Lalu pada suatu waktu ada orang yang sengaja dilepaskan dari gua tersebut. Sebut saja namanya Pius. Badan Pius yang selama hidupnya dirantai akhirnya bisa bergerak meski harus menahan kesakitan yang luar biasa. Matanya perih ketika melihat cahaya Matahari.
Pius butuh waktu yang cukup lama untuk bisa beradaptasi dengan realitas nyata. Dia pun menyadari bahwa ada kenyataan lain yang melampaui 'kenyataan' yang dia percaya selama di dalam gua.
Dalam sekejap pula pengetahuannya berubah. Ia sadar bahwa kenyataan yang selama ini diyakini ternyata salah. Semua yang ia lihat, dengar dan rasakan hanyalah pantulan dari kenyataan yang lebih tinggi.
Suatu waktu, Pius merasa perlu untuk membebaskan teman-temannya yang masih terpenjara di dalam gua.

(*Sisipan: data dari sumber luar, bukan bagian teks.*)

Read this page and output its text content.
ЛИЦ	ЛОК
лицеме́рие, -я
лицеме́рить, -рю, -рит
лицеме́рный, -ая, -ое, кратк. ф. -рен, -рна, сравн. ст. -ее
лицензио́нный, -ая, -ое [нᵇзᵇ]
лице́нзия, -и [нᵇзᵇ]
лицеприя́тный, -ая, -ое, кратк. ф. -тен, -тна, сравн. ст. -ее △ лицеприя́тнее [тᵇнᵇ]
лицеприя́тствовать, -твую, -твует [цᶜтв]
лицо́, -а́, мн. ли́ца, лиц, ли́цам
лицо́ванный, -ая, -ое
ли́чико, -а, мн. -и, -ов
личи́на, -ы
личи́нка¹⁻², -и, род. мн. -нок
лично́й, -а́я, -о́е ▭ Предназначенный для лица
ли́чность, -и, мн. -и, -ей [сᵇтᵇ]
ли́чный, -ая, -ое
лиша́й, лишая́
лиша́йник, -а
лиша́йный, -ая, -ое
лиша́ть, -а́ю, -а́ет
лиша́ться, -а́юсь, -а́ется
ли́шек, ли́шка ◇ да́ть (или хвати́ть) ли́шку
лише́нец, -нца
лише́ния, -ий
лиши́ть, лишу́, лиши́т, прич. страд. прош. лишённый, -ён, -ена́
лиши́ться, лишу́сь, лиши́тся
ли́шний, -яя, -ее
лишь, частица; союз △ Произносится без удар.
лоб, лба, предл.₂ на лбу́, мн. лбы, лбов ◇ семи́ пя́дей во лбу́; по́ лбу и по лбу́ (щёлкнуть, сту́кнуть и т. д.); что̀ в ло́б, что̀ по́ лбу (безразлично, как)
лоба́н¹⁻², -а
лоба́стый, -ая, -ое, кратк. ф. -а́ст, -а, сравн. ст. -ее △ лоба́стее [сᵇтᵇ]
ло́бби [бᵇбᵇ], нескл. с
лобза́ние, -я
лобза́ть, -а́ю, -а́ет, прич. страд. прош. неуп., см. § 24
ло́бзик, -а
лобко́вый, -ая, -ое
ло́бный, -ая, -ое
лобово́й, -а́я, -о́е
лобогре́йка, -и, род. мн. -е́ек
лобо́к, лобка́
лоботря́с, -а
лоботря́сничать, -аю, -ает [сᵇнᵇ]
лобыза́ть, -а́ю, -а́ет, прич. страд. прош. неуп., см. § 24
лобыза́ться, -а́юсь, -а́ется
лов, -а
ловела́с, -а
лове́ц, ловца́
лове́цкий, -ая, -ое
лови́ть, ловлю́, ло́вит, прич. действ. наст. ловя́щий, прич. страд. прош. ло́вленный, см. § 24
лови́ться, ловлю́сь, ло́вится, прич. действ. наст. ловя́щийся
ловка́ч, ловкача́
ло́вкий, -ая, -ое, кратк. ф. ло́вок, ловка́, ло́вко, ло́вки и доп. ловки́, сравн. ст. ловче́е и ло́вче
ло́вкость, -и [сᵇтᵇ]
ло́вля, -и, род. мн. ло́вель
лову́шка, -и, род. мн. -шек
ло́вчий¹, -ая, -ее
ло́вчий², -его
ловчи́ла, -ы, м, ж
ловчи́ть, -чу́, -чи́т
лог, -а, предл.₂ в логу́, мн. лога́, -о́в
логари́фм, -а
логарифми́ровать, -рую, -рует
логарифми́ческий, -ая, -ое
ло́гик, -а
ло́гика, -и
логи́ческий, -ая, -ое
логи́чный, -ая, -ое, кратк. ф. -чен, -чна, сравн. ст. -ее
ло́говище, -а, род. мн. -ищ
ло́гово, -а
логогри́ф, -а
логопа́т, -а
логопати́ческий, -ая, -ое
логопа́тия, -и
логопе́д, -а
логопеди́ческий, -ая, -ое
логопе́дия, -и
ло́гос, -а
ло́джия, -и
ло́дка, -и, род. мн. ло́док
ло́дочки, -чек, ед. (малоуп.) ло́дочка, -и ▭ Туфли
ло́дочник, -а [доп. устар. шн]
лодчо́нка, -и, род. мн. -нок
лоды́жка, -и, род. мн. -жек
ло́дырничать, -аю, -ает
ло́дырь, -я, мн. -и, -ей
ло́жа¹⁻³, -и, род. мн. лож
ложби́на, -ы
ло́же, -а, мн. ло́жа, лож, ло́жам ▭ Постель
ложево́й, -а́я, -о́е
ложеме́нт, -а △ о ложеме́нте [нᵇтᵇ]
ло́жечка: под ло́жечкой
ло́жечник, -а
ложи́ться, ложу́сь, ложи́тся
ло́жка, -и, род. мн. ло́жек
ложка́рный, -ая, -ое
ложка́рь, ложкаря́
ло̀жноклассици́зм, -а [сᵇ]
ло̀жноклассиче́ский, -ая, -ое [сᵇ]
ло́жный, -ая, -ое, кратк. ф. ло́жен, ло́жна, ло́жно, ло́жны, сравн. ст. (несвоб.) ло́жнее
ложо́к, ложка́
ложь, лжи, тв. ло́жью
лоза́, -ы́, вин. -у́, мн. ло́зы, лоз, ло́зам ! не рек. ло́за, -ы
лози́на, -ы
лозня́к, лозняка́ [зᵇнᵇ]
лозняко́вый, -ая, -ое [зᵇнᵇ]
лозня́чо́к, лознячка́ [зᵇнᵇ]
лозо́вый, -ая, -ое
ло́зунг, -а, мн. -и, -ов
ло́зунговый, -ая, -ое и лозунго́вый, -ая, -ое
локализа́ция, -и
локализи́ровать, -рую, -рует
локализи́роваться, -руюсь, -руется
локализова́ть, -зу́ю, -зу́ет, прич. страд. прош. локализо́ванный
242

Namun sayang, ia malah tidak dianggap dan dikucilkan karena pandangannya yang berbeda tajam. Ia juga dibenci bahkan dianggap orang linglung dan sakit jiwa. Padahal justru orang-orang yang tinggal di dalam gua itulah yang naif."
Plato lewat analogi ini sebenarnya ingin menyampaikan bahwa tidak semua persepsi yang kita anut itu benar. Bisa jadi itu hanyalah ilusi persepsi.